There have been a few noteworthy commencement speeches through the years. More often than not, the notoriety is buoyed by the speaker's fame. Sometimes, in the case of Apple founder Steve Jobs famous commencement speech at Stanford, his simple message is powerful magnified by how we know who is speaker. He told three stories that many of us could have told, but because we know his success and his impact on technology, it is validated beyond the mere facts of the story.
If you've landed here, you are asking what the elements of a good commencement speech are. Being famous helps. Being wildly successful like Jobs helps. But even Jobs required good content told well. His life story offered the good content. The rest was just putting the words in the right order, in his voice. Non-famous people can achieve this.
A commencement speech, simply, is an opportunity to share your experience, values and advice. The precise form is up to you.
It's a special kind of keynote address. With the right attention, even a less experienced speaker can amaze an audience.
A commencement speech affords the speaker a platform to say amazing, unlimited things. Most speeches have a defined structure. Commencement addresses have no such structure. Whether a wedding speech, a eulogy, or an awards speech, not to mention the myriad of business speeches, they all have rules. A wedding speech talks about the speaker's relationship with someone newly married, a eulogy is about the guest of honor, and an awards speech thanks those awarding it, and encourages others to do something.
For example, the State of the Union can be creatively constructed (insert your favorite political joke here), but it must address the President's response to the year prior and his plans for the year ahead. He will tell stories illuminating the human condition and how his ideas will help, but he'll also have to throw in lots of numbers and outlines of his plans. It will be heard internationally, posted on thousands of websites and blogs, supported heavily by his party and denounced just as aggressively by his opponents. Politics aside, the speechwriters involved writing the State of the Union have a difficult job.

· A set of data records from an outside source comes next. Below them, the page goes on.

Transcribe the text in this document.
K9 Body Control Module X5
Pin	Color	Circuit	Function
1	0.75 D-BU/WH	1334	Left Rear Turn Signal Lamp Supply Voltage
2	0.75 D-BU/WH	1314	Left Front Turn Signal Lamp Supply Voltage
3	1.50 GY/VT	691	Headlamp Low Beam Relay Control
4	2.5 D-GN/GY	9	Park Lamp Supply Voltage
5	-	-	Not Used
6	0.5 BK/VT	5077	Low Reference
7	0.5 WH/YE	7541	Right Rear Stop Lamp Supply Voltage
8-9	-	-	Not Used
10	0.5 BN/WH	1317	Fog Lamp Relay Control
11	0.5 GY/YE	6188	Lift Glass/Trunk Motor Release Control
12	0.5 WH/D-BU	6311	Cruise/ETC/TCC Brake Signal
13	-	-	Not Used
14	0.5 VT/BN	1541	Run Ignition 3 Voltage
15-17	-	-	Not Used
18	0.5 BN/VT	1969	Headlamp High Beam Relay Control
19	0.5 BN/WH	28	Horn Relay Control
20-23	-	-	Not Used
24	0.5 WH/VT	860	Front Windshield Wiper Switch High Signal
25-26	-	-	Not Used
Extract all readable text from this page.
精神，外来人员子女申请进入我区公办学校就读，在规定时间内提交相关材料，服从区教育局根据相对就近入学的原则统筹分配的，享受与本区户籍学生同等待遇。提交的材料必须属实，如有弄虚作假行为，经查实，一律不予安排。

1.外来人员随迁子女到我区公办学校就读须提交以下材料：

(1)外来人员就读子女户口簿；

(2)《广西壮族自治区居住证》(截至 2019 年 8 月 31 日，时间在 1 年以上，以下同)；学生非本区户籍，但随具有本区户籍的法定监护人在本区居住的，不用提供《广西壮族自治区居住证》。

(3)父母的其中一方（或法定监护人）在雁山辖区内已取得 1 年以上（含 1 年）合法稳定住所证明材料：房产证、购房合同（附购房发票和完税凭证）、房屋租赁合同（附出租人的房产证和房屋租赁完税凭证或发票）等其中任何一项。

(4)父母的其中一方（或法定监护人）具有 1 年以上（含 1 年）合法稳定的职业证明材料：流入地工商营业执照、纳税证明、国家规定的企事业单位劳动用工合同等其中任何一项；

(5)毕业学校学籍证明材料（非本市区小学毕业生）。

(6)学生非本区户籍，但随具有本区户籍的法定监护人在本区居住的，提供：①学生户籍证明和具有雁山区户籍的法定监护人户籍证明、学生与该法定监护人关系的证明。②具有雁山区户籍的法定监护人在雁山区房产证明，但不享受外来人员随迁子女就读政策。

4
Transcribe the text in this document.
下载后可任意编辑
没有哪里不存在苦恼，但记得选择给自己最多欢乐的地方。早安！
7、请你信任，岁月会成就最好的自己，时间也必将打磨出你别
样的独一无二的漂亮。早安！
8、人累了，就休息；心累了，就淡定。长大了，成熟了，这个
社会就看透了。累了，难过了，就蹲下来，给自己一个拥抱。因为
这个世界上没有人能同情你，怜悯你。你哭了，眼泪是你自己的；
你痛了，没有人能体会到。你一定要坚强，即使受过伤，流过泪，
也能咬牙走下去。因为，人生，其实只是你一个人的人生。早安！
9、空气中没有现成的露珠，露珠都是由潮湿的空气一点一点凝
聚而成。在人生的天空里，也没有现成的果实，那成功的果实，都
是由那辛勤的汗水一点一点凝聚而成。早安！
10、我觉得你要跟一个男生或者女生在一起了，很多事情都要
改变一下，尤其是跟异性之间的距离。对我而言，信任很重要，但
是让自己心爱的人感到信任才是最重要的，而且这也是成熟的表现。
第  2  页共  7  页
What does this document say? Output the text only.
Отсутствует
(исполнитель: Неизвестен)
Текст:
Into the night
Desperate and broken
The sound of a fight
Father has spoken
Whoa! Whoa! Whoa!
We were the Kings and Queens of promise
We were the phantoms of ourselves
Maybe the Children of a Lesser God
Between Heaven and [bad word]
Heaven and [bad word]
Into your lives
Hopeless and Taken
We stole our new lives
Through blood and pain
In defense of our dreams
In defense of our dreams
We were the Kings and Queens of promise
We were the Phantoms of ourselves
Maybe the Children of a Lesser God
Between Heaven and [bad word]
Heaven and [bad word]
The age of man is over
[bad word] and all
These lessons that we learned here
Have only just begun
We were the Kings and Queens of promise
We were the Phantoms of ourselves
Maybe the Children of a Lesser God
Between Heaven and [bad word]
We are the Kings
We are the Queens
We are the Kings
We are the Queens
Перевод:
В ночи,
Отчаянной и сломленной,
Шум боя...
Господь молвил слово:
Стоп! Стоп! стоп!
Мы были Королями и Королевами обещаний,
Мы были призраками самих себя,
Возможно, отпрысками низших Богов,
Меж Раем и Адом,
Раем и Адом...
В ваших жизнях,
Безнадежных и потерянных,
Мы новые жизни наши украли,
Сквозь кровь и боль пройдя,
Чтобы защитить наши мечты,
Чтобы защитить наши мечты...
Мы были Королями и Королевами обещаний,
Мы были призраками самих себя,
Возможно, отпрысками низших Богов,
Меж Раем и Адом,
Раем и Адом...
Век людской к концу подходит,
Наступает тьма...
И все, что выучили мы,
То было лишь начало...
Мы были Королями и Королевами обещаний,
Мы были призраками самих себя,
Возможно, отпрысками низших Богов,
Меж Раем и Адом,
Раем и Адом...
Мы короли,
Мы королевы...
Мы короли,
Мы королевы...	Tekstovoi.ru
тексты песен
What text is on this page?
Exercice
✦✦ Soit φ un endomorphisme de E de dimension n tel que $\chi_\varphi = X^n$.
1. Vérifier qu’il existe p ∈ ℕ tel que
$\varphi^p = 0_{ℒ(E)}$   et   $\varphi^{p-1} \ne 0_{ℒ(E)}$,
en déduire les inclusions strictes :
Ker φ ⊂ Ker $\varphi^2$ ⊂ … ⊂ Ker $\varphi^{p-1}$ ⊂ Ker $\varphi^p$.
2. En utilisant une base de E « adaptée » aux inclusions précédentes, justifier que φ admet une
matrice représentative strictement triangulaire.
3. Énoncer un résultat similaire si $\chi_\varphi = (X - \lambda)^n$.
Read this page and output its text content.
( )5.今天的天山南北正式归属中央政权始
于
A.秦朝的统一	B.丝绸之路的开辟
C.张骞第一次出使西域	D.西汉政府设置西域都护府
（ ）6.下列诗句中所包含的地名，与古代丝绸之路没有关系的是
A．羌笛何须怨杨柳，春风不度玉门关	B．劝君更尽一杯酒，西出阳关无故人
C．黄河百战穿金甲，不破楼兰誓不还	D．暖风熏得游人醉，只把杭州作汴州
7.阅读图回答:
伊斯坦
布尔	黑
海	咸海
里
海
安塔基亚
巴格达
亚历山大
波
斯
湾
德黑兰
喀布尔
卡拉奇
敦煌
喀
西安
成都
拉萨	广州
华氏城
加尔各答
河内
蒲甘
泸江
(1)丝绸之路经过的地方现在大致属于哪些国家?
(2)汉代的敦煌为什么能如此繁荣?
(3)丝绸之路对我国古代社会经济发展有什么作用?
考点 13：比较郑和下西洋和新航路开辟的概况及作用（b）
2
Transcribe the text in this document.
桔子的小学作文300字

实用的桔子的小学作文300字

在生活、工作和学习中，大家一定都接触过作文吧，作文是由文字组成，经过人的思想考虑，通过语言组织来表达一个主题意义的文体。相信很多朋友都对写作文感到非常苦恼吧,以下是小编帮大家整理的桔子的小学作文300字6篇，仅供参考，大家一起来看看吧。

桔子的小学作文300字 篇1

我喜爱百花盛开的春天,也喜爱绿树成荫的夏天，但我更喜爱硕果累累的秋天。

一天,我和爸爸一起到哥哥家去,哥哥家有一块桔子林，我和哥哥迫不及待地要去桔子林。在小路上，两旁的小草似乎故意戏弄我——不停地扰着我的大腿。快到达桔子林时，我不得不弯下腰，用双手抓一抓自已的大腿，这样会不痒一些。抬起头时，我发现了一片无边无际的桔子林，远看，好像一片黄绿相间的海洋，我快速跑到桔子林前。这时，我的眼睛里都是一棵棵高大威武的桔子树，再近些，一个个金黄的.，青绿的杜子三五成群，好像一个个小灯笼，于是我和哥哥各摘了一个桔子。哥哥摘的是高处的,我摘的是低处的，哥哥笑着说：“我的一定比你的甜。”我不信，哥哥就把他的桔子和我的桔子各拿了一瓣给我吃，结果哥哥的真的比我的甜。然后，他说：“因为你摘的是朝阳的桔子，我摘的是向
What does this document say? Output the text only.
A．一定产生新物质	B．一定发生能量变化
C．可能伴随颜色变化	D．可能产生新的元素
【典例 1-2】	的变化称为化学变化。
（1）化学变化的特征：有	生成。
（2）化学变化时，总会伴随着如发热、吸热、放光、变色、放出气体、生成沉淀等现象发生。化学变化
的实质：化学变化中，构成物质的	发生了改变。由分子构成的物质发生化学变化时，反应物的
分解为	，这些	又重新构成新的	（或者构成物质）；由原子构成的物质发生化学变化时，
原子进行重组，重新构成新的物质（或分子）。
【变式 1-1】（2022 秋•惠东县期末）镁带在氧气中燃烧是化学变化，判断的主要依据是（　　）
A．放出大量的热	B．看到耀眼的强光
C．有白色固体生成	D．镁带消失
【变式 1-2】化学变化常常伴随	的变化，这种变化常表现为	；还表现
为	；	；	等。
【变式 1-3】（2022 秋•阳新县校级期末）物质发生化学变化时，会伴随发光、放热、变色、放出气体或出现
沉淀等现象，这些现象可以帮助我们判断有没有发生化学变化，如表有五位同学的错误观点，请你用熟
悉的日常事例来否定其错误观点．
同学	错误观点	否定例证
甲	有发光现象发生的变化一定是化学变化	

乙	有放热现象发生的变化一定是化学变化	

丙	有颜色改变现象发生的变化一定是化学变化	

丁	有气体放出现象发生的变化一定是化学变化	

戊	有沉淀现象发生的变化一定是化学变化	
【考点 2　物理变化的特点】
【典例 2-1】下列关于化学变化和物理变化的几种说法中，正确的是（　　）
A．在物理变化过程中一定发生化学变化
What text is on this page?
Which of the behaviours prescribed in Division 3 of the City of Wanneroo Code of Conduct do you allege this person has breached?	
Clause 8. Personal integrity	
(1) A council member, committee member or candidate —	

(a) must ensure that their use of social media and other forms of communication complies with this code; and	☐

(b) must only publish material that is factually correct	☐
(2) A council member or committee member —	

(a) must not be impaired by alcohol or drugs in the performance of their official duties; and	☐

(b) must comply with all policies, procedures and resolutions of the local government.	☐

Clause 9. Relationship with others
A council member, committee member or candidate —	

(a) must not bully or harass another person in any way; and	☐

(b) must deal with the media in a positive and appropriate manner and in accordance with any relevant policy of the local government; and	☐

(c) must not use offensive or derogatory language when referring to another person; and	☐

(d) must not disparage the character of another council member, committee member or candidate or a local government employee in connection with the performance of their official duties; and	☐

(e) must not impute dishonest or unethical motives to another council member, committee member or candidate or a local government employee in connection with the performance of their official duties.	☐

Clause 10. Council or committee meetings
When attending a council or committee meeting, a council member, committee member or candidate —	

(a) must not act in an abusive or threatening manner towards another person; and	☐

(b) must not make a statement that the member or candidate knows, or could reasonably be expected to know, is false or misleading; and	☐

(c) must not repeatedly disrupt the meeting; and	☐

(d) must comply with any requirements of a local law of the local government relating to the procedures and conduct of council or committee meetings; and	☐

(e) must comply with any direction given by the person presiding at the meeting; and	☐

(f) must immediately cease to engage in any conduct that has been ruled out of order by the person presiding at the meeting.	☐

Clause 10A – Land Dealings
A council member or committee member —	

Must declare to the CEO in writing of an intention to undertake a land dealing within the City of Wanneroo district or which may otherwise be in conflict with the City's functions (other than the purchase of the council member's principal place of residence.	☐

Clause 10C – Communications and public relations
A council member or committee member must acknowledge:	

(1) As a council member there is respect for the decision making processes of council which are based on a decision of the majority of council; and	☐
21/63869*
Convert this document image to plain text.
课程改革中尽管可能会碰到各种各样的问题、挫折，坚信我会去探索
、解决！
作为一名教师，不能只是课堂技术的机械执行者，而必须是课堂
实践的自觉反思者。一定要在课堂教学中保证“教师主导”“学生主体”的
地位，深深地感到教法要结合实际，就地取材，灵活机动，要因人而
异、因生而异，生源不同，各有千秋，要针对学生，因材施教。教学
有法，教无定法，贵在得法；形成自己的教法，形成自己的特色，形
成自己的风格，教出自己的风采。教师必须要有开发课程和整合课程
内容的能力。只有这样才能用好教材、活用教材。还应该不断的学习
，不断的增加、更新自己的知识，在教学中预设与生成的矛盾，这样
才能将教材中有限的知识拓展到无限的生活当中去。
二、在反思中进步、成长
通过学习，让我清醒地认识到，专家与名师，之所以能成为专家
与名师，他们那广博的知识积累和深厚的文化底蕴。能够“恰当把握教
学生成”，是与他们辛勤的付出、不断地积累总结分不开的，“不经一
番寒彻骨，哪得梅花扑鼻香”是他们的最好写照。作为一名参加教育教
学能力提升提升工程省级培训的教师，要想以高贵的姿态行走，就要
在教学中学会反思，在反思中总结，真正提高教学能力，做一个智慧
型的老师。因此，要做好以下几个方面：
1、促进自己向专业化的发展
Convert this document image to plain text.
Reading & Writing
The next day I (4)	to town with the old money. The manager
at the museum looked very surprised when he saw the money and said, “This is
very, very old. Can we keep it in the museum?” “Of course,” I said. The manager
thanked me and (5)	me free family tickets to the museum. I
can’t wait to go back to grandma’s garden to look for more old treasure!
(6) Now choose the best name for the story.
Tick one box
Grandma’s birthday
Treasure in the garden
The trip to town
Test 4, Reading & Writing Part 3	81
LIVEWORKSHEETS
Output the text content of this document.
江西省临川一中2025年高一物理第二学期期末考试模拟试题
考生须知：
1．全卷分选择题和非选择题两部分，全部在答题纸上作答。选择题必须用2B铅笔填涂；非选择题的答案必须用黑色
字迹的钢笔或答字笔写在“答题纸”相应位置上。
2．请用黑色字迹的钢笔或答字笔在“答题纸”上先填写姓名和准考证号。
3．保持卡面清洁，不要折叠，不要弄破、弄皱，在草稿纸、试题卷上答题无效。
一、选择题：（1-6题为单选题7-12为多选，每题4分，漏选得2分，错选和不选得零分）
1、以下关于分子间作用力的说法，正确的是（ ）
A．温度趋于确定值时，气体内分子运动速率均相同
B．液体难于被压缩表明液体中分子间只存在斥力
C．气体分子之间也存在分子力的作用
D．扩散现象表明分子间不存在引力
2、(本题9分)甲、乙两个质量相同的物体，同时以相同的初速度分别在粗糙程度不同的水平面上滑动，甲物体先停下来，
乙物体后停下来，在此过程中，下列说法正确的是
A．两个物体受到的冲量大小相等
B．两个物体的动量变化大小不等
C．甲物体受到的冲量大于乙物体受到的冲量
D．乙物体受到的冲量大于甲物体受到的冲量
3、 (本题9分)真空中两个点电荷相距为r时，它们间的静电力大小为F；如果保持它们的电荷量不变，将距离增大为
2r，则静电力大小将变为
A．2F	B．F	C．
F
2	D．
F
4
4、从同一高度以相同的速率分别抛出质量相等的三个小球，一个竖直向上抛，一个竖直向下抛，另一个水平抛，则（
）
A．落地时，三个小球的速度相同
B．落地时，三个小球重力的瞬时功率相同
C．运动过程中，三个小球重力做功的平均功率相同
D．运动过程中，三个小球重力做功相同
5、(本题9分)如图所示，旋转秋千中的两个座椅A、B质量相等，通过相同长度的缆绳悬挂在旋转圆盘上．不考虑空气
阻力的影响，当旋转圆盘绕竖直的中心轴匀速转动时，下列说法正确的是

A commencement speaker, in turn, can play. An economic crisis is unlikely if you flop. No speech can be as free as the one delivered by a guest at a graduation. Like any speech, it should be as long as it should be. Not a word more or less. Usually, they are from 15 minutes to an hour, with a preference declared by the committee inviting you. They might suggest a theme, or a few ground rules. Honor them and speak with integrity. But within those few parameters, you can be dramatic, philosophical, poetic. You can break into song, or read from a novel.
Ask the question, "Why did they invite me?" Did you build a business from failure into success? Are you a recent Nobel Prize winner? Are you well-known in the arts community? Steve Jobs knew the answer. Next, "Who am I speaking to?" Students, yes -- but which students? MIT? Yale? Julliard? The student body at each is different. Part of that question includes, "Who do they think they want to be?" Then, consider your speaking skills. I can't sing so doing so from a podium will entertain no one. If you can, have at it. Slip a line in here and there. If you have a strong dramatic streak, consider telling stories. The point is to work within your strengths, weaknesses and personality.
Once you know the goal of the speech and what you bring to it, you can start hammering out ideas for getting it done.